À paraître

Rage against the Machisme

Mathilde Larrère

Illustrations : Fred Sochard

Les femmes ont une histoire, une histoire de luttes pour leurs droits, conquis, arrachés, défendus, une histoire de colère contre les discriminations, les inégalités, une « Rage against the Machisme ».

L’historienne Mathilde Larrère retrace les combats féministes de la Révolution française jusqu’au mouvement #MeToo d’aujourd’hui, sur les pas de Louise Michel, de Gisèle Halimi, mais aussi de tant d’autres invisibilisées, comme Pauline Léon, Malika El Fassi, les colleuses contre les féminicides…
À l’histoire, le livre mêle des récits, des documents d’époque, des chansons et des slogans, reflétant l’ardeur et la détermination de celles qui n’acceptent pas l’inégalité des sexes, montrant combien elles se tiennent la main au-delà des siècles.

Luttes pour l’égalité, pour les droits de voter, s’instruire, se défendre, gouverner leurs propres corps, mais aussi pour l’émancipation des femmes des colonies : autant de domaines où la liberté des femmes a été bafouée, autant de droits à conquérir et à défendre, encore, aujourd’hui et demain.

Mathilde Larrère est historienne, spécialiste des révolutions du XIXe siècle et enseignante-chercheuse à l’université de Paris-Est-Marne-la-Vallée. Elle tient également une chronique historique pour Arrêt sur Image et la rubrique « L’Histoire n’est pas un roman » pour Politis, avec Laurence De Cock. Elle a publié aux éditions du Détour : Il était une fois les révolutions (2019) et, avec Aude Lorriaux, Des intrus en politique — Femmes et minorités : dominations et résistances (2018).

Parution : 27 août 2020
Genre : essai
Domaines : féminisme, histoire
18,50 €
224 pages, broché, rabats
Format : 14 X 22 cm
ISBN : 979-10-97079-63-5

 

Corona Chroniques

David Dufresne

16  mars-11 mai 2020. Pendant les 57 jours du confinement, David Dufresne a tenu le verbatim de ses doutes et interrogations. On y retrouve l’écrivain qui met en scène avec talent le peuple des fenêtres : voisin méfiant, banderole militante sans propriétaire, petit garçon fier d’applaudir chaque soir, murmure de concert au loin. Mais le fil ininterrompu des nouvelles de l’extérieur sature les journées et empêche de respirer, tout aussi sûrement que l’enfermement : projets de lois liberticides, rumeurs d’émeutes, abus de pouvoir, comportements délateurs, ministres perdant pied.

Corona Chroniques est une lecture personnelle et politique de ce qui se joue aujourd’hui, et un appel à ne pas baisser la garde face aux attaques contre nos libertés collectives et individuelles.

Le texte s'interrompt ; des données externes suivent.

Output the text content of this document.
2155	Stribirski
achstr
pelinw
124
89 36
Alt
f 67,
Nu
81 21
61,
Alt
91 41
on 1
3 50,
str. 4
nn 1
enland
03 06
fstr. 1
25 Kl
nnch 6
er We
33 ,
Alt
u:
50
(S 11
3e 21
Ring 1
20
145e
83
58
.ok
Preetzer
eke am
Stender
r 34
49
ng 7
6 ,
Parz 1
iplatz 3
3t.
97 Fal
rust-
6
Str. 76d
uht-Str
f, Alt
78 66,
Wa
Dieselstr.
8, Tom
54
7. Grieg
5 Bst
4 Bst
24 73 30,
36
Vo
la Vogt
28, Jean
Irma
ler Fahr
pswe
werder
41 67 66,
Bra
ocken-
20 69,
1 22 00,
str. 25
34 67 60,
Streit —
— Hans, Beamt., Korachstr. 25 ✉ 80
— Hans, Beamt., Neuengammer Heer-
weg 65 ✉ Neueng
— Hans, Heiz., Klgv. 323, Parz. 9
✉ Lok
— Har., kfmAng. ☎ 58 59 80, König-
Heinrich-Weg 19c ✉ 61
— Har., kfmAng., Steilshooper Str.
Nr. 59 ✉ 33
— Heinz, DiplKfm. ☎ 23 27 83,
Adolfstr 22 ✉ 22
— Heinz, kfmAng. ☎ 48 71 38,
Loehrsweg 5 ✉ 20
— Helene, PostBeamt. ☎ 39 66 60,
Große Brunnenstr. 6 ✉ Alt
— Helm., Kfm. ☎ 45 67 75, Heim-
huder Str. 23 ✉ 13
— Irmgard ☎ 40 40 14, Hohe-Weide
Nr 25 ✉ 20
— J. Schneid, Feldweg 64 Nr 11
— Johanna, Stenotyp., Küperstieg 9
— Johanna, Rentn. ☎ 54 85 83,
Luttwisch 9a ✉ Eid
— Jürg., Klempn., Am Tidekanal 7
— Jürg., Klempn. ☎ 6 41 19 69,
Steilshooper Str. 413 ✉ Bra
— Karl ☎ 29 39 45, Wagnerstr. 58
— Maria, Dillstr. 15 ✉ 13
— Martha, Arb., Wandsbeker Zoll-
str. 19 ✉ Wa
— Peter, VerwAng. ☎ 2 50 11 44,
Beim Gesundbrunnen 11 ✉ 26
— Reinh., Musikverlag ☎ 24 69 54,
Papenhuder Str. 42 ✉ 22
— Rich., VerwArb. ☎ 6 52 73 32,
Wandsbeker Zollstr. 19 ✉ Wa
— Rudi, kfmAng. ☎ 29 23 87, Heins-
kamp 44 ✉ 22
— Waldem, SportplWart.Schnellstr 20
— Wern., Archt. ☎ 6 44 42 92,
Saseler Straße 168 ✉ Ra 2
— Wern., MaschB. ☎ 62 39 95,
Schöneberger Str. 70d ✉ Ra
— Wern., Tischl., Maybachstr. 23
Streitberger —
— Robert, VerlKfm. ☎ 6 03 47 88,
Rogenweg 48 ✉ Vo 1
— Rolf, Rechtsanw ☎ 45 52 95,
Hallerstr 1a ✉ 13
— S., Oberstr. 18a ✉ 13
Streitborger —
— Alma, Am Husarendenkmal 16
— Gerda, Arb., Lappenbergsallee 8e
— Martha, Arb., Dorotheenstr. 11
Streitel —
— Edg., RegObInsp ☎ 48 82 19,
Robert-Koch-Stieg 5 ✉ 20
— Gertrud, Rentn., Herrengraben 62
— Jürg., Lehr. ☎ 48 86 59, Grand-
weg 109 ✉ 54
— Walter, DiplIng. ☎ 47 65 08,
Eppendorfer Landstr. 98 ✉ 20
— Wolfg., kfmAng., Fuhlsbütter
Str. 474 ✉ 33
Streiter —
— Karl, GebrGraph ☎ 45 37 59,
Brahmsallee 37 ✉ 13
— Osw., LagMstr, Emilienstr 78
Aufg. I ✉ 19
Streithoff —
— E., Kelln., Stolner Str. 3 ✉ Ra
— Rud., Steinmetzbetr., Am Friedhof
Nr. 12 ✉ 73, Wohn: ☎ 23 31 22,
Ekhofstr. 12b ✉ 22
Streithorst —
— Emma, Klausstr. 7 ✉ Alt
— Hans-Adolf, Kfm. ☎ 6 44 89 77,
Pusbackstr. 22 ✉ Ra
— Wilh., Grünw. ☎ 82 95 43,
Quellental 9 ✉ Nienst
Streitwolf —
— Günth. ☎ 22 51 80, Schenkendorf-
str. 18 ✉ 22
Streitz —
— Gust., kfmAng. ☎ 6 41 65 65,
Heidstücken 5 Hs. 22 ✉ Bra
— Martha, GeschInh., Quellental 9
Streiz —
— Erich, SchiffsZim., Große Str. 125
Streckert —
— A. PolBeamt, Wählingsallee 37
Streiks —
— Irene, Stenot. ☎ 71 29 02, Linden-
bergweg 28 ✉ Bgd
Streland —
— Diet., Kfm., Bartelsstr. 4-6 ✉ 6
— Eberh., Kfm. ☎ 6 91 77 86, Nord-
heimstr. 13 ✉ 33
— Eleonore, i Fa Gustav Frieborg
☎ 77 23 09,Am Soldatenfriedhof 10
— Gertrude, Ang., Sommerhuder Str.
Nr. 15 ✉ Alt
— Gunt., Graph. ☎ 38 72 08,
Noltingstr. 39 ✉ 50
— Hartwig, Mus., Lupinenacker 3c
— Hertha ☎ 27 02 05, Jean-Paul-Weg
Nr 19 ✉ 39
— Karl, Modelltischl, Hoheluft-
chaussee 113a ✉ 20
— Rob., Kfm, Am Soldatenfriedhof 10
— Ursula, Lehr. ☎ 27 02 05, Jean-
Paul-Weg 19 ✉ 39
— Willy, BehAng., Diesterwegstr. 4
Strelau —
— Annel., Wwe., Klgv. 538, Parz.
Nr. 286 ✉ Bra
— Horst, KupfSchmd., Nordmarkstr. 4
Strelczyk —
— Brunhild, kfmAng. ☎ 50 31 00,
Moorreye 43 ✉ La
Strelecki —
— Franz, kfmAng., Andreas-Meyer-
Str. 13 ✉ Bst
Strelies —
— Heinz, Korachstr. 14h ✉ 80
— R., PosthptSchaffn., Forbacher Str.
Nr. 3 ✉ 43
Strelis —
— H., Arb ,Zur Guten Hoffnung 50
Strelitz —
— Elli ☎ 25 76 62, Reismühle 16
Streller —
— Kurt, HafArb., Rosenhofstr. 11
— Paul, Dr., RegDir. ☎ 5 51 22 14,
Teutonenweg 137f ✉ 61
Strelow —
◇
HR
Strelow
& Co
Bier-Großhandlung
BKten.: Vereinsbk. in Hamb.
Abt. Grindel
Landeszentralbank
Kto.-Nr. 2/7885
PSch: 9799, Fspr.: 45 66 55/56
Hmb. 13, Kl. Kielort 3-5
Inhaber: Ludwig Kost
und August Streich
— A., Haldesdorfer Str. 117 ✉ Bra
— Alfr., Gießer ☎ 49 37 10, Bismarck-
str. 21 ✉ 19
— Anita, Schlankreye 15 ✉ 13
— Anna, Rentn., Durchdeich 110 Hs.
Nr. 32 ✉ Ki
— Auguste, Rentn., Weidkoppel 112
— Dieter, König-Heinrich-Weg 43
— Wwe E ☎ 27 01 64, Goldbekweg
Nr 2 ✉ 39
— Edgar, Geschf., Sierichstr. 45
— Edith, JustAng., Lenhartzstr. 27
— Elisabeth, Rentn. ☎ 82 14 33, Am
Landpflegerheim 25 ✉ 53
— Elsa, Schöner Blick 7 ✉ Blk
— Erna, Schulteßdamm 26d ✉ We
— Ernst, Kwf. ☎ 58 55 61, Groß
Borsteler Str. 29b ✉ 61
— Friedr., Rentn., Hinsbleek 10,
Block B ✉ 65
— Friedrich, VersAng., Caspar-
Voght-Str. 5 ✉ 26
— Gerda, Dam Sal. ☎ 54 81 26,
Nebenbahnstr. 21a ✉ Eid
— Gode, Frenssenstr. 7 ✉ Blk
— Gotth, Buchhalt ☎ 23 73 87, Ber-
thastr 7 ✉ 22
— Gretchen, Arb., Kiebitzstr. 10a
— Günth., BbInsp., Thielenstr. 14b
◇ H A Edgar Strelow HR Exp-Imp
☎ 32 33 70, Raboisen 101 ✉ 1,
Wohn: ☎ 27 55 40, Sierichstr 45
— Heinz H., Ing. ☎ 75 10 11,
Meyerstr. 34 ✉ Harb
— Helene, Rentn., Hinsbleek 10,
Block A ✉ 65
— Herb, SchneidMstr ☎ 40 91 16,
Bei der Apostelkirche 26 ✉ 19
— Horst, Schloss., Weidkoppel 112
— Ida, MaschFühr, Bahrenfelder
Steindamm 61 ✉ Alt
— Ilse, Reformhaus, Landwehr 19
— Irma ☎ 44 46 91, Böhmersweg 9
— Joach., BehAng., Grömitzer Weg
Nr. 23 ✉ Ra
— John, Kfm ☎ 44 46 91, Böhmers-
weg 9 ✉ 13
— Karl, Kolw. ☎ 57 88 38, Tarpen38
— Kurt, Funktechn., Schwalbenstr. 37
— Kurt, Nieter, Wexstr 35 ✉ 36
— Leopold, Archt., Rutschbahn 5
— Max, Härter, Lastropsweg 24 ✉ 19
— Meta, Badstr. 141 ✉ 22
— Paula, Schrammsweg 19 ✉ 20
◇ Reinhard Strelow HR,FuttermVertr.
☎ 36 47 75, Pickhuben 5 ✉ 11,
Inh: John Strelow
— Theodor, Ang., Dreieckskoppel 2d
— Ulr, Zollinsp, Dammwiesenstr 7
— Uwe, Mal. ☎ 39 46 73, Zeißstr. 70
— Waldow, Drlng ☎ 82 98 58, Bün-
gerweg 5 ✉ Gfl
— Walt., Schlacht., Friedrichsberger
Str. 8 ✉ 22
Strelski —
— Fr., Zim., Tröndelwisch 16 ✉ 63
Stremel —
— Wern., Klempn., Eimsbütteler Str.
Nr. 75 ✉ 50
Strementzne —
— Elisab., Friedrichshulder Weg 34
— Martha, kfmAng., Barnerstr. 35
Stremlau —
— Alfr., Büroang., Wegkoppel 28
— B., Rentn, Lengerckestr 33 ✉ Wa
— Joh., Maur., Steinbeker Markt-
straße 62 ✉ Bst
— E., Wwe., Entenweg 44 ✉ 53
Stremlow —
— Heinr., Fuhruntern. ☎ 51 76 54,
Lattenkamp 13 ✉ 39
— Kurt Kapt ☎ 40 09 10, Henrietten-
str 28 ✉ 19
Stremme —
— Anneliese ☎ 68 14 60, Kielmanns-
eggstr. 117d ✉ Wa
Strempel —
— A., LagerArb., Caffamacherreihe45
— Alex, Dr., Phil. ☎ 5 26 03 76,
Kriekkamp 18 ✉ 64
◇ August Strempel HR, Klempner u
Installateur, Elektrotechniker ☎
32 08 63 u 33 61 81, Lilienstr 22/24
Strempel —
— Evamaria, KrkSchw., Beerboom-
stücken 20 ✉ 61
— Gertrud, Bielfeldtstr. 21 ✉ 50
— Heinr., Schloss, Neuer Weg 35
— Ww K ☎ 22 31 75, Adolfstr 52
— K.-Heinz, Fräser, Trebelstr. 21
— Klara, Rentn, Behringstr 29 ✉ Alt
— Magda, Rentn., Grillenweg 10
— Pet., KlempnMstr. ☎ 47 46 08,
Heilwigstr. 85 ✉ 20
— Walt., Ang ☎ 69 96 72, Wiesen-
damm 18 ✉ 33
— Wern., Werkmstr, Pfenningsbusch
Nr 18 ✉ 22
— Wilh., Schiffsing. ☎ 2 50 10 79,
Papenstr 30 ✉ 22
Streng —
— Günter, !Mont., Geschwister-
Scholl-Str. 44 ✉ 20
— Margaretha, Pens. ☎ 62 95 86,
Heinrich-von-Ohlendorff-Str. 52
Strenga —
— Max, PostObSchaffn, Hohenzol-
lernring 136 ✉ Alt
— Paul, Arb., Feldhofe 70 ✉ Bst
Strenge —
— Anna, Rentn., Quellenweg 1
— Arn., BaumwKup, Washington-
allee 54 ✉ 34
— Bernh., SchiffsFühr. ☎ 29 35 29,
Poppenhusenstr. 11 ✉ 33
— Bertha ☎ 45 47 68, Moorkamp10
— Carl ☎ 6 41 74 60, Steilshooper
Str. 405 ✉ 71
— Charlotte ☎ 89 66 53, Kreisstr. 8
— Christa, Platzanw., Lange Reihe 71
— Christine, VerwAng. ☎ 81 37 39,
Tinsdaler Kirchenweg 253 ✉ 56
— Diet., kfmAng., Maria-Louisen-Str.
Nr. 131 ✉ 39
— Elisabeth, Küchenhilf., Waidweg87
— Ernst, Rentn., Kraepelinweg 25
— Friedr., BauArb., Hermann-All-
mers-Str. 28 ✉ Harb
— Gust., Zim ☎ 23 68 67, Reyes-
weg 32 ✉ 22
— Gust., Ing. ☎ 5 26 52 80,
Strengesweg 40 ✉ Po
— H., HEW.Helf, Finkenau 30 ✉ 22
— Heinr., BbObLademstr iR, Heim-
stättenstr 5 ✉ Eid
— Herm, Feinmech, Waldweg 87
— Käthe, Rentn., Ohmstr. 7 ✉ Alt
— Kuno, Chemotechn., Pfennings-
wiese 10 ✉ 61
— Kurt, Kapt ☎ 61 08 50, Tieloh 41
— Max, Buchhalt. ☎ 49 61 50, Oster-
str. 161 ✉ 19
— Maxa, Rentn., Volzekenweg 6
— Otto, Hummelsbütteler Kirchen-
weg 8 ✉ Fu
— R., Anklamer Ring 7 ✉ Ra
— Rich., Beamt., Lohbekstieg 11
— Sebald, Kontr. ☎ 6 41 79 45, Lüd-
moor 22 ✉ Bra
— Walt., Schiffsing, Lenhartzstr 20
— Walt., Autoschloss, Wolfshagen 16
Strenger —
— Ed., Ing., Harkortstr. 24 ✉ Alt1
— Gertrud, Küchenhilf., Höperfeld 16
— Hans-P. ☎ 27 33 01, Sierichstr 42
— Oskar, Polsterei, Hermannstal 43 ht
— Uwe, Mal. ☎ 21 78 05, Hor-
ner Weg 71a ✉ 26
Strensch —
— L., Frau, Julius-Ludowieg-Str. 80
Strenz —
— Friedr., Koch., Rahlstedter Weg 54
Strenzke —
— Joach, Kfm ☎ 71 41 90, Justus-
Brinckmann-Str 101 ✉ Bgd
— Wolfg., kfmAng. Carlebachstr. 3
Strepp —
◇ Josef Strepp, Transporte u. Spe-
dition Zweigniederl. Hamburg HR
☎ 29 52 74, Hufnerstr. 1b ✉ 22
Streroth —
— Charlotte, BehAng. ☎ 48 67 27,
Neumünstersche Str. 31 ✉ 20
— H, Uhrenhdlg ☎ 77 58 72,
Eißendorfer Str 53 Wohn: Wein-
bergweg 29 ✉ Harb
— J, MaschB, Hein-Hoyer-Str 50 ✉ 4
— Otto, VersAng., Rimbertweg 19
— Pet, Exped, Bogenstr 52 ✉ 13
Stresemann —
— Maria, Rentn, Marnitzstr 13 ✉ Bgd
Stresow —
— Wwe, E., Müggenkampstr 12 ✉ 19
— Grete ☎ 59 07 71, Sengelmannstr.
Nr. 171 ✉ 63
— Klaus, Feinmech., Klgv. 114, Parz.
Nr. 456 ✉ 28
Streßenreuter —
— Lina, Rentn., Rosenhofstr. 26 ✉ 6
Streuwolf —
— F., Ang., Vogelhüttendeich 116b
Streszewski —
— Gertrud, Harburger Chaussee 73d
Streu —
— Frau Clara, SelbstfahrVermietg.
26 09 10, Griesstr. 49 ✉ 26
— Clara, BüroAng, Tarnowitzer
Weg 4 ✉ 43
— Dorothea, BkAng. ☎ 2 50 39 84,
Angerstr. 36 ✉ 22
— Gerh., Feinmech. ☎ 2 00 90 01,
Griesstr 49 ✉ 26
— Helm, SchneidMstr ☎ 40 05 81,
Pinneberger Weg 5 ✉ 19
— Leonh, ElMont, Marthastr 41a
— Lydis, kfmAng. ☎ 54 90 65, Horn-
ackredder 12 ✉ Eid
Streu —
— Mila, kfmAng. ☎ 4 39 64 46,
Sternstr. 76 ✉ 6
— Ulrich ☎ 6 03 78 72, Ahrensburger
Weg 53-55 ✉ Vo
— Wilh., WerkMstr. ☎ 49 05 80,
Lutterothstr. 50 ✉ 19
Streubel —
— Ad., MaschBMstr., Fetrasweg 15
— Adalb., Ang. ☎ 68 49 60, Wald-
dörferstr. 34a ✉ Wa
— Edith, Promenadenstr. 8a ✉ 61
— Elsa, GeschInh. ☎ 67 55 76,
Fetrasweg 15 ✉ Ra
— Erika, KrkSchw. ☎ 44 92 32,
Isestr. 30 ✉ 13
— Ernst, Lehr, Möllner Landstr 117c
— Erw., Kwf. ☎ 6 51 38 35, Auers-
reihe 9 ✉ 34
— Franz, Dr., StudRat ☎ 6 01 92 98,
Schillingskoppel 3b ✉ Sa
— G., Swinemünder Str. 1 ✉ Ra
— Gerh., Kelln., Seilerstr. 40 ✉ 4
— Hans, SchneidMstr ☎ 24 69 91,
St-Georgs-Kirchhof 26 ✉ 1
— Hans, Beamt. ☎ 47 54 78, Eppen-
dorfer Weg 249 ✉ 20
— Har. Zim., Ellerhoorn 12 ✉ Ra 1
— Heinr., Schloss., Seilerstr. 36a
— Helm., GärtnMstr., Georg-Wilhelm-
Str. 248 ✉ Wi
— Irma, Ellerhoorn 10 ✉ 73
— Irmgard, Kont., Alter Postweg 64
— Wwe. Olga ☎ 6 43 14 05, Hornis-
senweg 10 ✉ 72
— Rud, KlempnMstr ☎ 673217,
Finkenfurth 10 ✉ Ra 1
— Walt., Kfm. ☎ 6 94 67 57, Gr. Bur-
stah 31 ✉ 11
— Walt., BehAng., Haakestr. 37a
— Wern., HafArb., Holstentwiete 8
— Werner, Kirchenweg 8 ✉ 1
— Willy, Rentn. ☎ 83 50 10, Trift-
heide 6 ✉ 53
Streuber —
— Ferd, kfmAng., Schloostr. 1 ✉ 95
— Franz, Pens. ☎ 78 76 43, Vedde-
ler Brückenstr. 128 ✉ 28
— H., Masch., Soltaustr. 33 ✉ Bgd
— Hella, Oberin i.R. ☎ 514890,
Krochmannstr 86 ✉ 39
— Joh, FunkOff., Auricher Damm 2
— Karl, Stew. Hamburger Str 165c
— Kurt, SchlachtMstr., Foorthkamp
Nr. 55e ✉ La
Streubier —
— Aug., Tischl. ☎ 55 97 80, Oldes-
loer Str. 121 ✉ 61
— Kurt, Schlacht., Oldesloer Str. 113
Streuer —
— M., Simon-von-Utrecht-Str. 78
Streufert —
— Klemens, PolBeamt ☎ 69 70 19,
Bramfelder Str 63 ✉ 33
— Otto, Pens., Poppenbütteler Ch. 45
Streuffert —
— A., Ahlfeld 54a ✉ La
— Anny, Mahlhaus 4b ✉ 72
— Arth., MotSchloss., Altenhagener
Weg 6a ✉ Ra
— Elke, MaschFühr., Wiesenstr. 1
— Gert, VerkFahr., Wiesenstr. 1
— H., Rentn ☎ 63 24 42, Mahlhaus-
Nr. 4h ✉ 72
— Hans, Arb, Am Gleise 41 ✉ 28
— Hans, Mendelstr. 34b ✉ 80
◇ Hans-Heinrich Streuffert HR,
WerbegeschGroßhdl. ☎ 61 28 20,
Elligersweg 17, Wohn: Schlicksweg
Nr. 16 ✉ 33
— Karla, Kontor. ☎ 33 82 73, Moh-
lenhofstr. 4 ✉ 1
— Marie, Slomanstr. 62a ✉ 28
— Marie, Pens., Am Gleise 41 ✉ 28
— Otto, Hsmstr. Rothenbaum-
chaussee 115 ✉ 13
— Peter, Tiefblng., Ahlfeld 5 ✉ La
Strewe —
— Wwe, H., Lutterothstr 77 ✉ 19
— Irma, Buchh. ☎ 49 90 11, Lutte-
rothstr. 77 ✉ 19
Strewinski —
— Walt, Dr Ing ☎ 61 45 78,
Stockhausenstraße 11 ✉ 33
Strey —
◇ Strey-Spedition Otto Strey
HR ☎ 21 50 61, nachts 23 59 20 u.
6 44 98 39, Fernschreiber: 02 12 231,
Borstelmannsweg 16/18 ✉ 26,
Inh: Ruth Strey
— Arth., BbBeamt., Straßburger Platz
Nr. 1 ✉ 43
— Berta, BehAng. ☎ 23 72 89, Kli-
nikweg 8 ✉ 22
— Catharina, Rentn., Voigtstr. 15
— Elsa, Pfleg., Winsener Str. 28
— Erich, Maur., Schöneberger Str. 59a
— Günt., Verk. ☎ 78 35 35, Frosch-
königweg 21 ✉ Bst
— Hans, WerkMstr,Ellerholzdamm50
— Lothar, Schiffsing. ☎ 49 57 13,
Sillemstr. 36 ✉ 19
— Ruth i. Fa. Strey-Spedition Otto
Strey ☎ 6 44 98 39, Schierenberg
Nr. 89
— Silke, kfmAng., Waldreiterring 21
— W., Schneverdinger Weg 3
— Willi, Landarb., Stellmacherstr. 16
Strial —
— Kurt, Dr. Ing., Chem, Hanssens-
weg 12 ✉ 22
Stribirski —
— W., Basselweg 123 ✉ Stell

David Dufresne est écrivain et documentariste. On lui doit, notamment, la plateforme Allo Place Beauvau, un travail d’investigation et de veille sur les violences policières ; le roman Dernière Sommation, Grasset, 2019 ou le documentaire Un Pays qui se tient sage qui sort en salles le 30 septembre 2020.

Parution : 1er octobre 2020
Genre : essai
Domaines : document, politique
14,90 €
240 pages, broché, rabats
Format : 12,5 X 192 cm
ISBN : 979-10-97079-64-2

 

On est là !

La manif en crise

Danielle Tartakowsky

Les 32 premiers mois du mandat d’Emmanuel Macron ont compté pas moins de 22 mois de mobilisations sociales de grande ampleur. Celles-ci ont pu prendre des formes inédites d’occupation de l’espace public tout en s’inscrivant (ou pas) dans des évolutions à l’œuvre depuis 1995.

En 1995, des manifestations massives ont fait reculer Alain Juppé et sa réforme de la Sécurité sociale. Mais qu’est-il depuis ? Si cette forme d’action politique semblait en repli en France dans les années 2000, elle se réinvente dans la lutte contre le néolibéralisme avec des modalités nouvelles d’occupation de l’espace public, des ZAD aux places, jusqu’au gilets jaunes.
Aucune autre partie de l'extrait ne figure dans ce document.